Biden Seeks To Force Down Gas Prices With New Sales From Nation’s Oil Stockpile
Biden denies that his efforts are politically motivated, but Republicans in Congress are unconvinced.
President Biden on Wednesday used the presidential podium, and the power behind it, to harangue oil companies about the nation’s high gas prices and to attempt to shield his fellow Democrats from the ire of voters feeling the pinch at the pump just weeks ahead the midterm elections.
Mr. Biden announced that his record-setting drawdown of the country’s emergency oil stockpile — the Strategic Petroleum Reserve — would continue, and possibly even accelerate in the coming months “if needed” to bring down the prices Americans are paying for gas. So far during his administration, Mr. Biden has sold 230 million barrels, or about 35 percent, of the reserve in his effort to tamp down gas prices.
“With my announcement today, we’re going to continue to stabilize markets and decrease the prices at a time when the actions of other countries have caused such volatility,” Mr. Biden said.
During his brief statement, Mr. Biden blamed the high gas prices on the “actions of other countries” and on President Putin’s invasion of Ukraine, along with oil companies that he said were raking in record profits at consumers’ expense. That the policies of the current administration toward oil and gas exploration and fossil fuel companies in general might be playing a role in the current crisis went unmentioned.
Mr.
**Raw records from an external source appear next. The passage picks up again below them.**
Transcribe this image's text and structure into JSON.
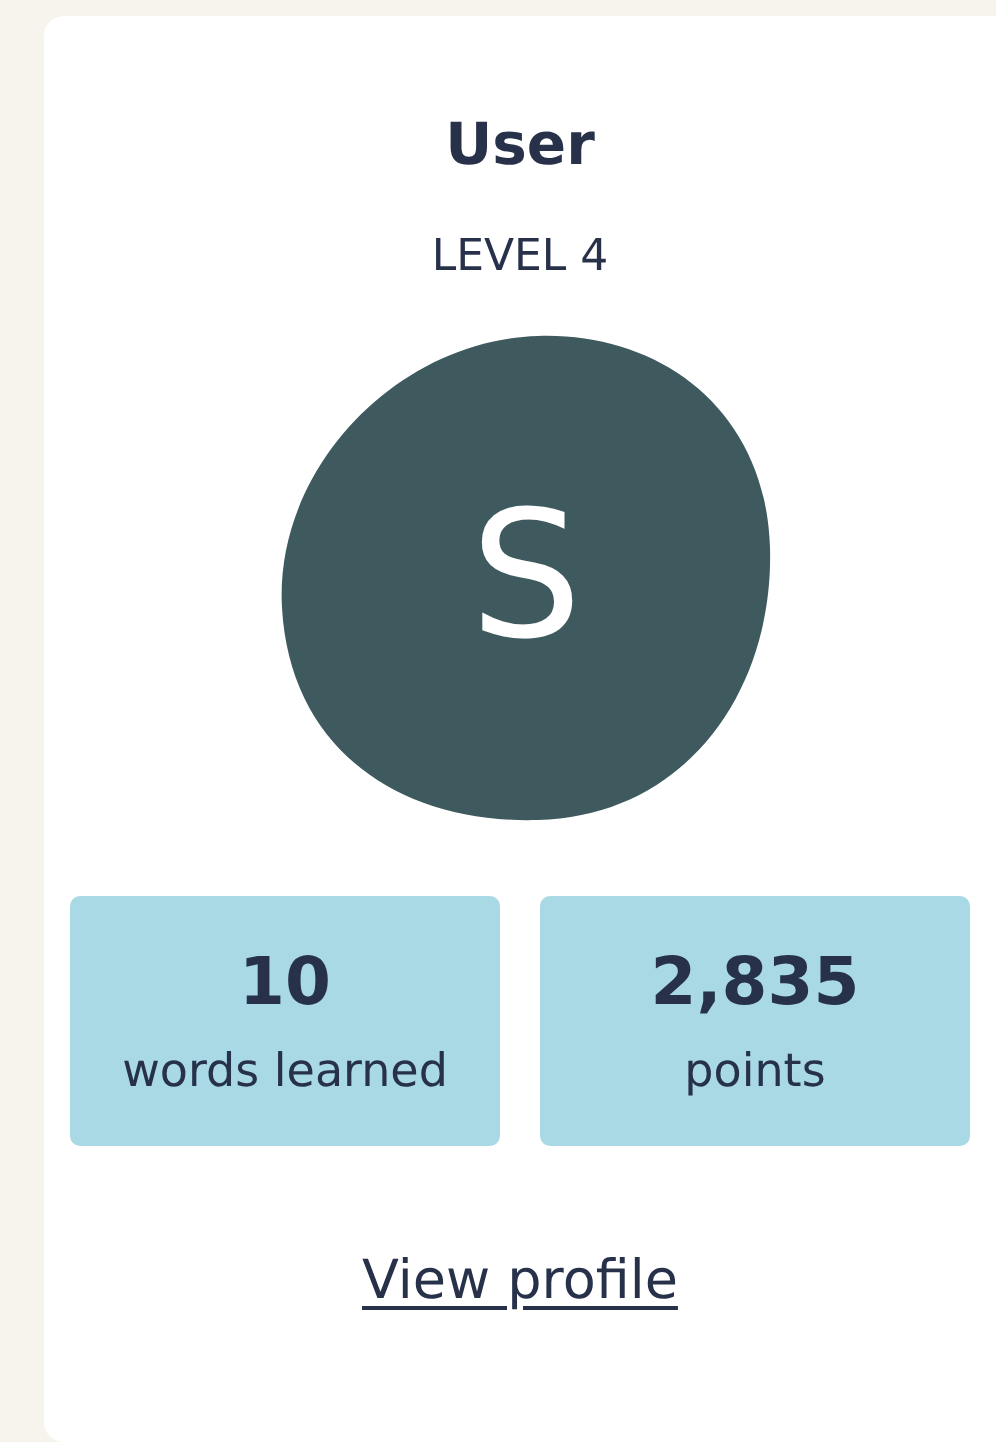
{
  "user": {
    "name": "User",
    "level": "LEVEL 4",
    "avatar_initial": "S"
  },
  "stats": [
    {
      "value": "10",
      "label": "words learned"
    },
    {
      "value": "2,835",
      "label": "points"
    }
  ],
  "link": "View profile"
}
Biden said the existing strategic reserve, which now holds more than 400 million barrels of oil, is more than enough to have on hand in case of an emergency. Nevertheless, he said his administration would begin replacing some of the oil it is now selling when prices drop below $72 a barrel on international markets.
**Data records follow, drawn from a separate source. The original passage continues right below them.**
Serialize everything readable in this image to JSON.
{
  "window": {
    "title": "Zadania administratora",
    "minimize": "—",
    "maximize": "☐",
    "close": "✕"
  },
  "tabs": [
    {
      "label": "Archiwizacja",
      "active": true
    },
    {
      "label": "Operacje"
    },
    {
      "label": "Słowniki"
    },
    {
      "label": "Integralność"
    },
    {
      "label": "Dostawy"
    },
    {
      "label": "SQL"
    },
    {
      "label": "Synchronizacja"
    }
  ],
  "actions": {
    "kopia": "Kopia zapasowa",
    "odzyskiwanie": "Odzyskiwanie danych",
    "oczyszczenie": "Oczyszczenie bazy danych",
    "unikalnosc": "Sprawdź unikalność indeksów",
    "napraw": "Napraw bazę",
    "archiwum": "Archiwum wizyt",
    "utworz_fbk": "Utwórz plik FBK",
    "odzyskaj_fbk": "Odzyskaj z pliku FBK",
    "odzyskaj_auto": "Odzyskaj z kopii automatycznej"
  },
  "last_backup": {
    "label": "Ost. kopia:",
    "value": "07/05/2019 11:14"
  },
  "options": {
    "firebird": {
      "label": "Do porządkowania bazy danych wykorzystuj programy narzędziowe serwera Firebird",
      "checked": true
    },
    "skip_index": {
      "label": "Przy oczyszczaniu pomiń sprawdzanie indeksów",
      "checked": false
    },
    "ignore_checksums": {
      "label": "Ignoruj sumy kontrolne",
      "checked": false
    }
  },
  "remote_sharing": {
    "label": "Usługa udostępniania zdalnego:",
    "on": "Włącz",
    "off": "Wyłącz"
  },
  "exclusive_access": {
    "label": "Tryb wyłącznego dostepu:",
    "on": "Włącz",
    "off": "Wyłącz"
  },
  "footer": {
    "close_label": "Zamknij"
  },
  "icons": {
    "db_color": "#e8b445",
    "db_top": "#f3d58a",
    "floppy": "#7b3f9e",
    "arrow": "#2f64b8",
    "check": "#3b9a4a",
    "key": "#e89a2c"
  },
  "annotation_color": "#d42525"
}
The last time the reserve was replenished was during the first quarter of 2020, at the beginning of the Covid pandemic, when oil was trading for around $24 a barrel. President Trump asked Congress for money to add even more to the reserve at the time, but the request was turned down for being what Senator Schumer, the majority leader, called a “handout to big oil.”
Mr Biden denied that his efforts to strong-arm oil prices were politically motivated, but Republicans in Congress were unconvinced.
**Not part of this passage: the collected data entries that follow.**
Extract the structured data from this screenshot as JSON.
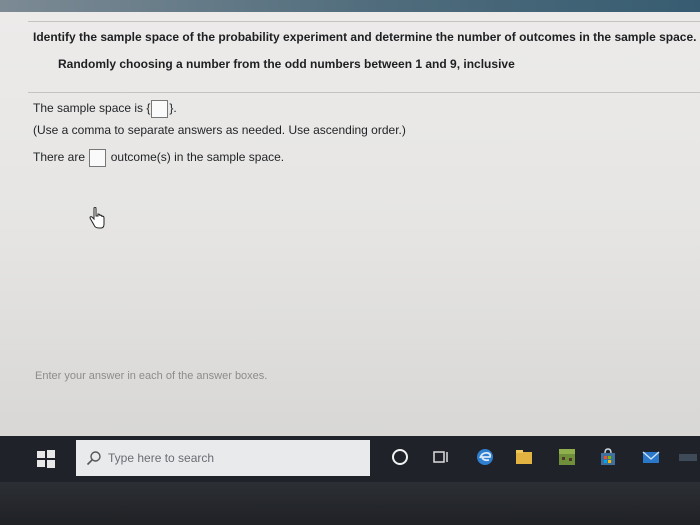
{
  "question": {
    "instruction": "Identify the sample space of the probability experiment and determine the number of outcomes in the sample space.",
    "problem": "Randomly choosing a number from the odd numbers between 1 and 9, inclusive"
  },
  "sample_space": {
    "prefix": "The sample space is {",
    "value": "",
    "suffix": "}.",
    "note": "(Use a comma to separate answers as needed. Use ascending order.)"
  },
  "outcomes": {
    "prefix": "There are",
    "value": "",
    "suffix": "outcome(s) in the sample space."
  },
  "footer": "Enter your answer in each of the answer boxes.",
  "taskbar": {
    "search_placeholder": "Type here to search",
    "colors": {
      "taskbar": "#1f2329",
      "edge": "#2f7fd1",
      "explorer": "#e3b341",
      "store": "#3f6f9c",
      "mail": "#2a78c9",
      "minecraft": "#6f8f3a"
    }
  }
}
“The Strategic Petroleum Reserve was built for a national energy crisis — not for a Democrat election crisis,” the ranking member of the Senate Committee on Energy and Natural Resources, Senator Barrasso of Wyoming, said. “Joe Biden is draining our emergency oil supply to a 40-year low. His dismal approval rating is not a justifiable reason to continue to raid our nation’s oil reserves. The surest way to bring down energy prices is to unleash American energy production.”
Mr. Biden spent much of his short statement berating oil and energy companies for spending their sky-high profits on stock buybacks and not passing them on to consumers in the form of lower prices at the pump. He said his plan to buy oil to refill the strategic reserve at what amounts to a price floor would shield them from volatile price fluctuations and give them the confidence they need to increase domestic production.
“My message to the American energy companies is this: You should not be using your profits to buy back stock or for dividends. Not now, not while a war is raging. You should be using these record-breaking profits to increase production and refining,” Mr. Biden said.
While the price of crude plays a big role in the price of gas, oil industry analysts say it is not the only factor. Supply and demand is another factor, and supplies that were hobbled during the pandemic have yet to catch up with a demand that rose faster than many expected in the pandemic’s aftermath. Refinery costs are another big driver, and the Biden administration’s antipathy toward fossil fuels has made that business costlier than ever.
On at least half a dozen occasions during his statement Wednesday, Mr. Biden stressed that his administration is determined to continue down the path of snubbing fossil fuels in favor of renewable sources such as wind and solar — “accelerating the transition to clean energy,” as he put it.
Encouraged by climate extremists in his party, Mr. Biden has made it clear from day one that his administration wants to usher in a Green New Deal that favors renewables over traditional energy sources. An executive order he signed during his first week in office halted all new oil and gas leases on public lands and offshore waters, tightened up federal permitting policies, and ordered federal agencies to end tax subsidies for fossil fuel projects in favor of renewables.
The policies, energy industry advocates say, led to an unprecedented slowdown in domestic oil exploration and development that is contributing to the current high prices. The administration also has increased taxes on energy companies, discouraged banks from financing new fossil fuel-related projects both at home and abroad, and reversed many efforts at deregulating the industry initiated by Mr. Trump — all in the name of blunting the impact of climate change.
In an interview with the Financial Times last week, the CEO of Chevron, Michael Wirth, said the current obsession with climate change by energy policy makers in both Europe and the United States is running into an uncomfortable reality.
“The conversation [about energy] in the developed world for sure has skewed towards climate, taking affordability and security for granted,” he said. “The reality is, [fossil fuel] is what runs the world today. It’s going to run the world tomorrow and five years from now, 10 years from now, 20 years from now.”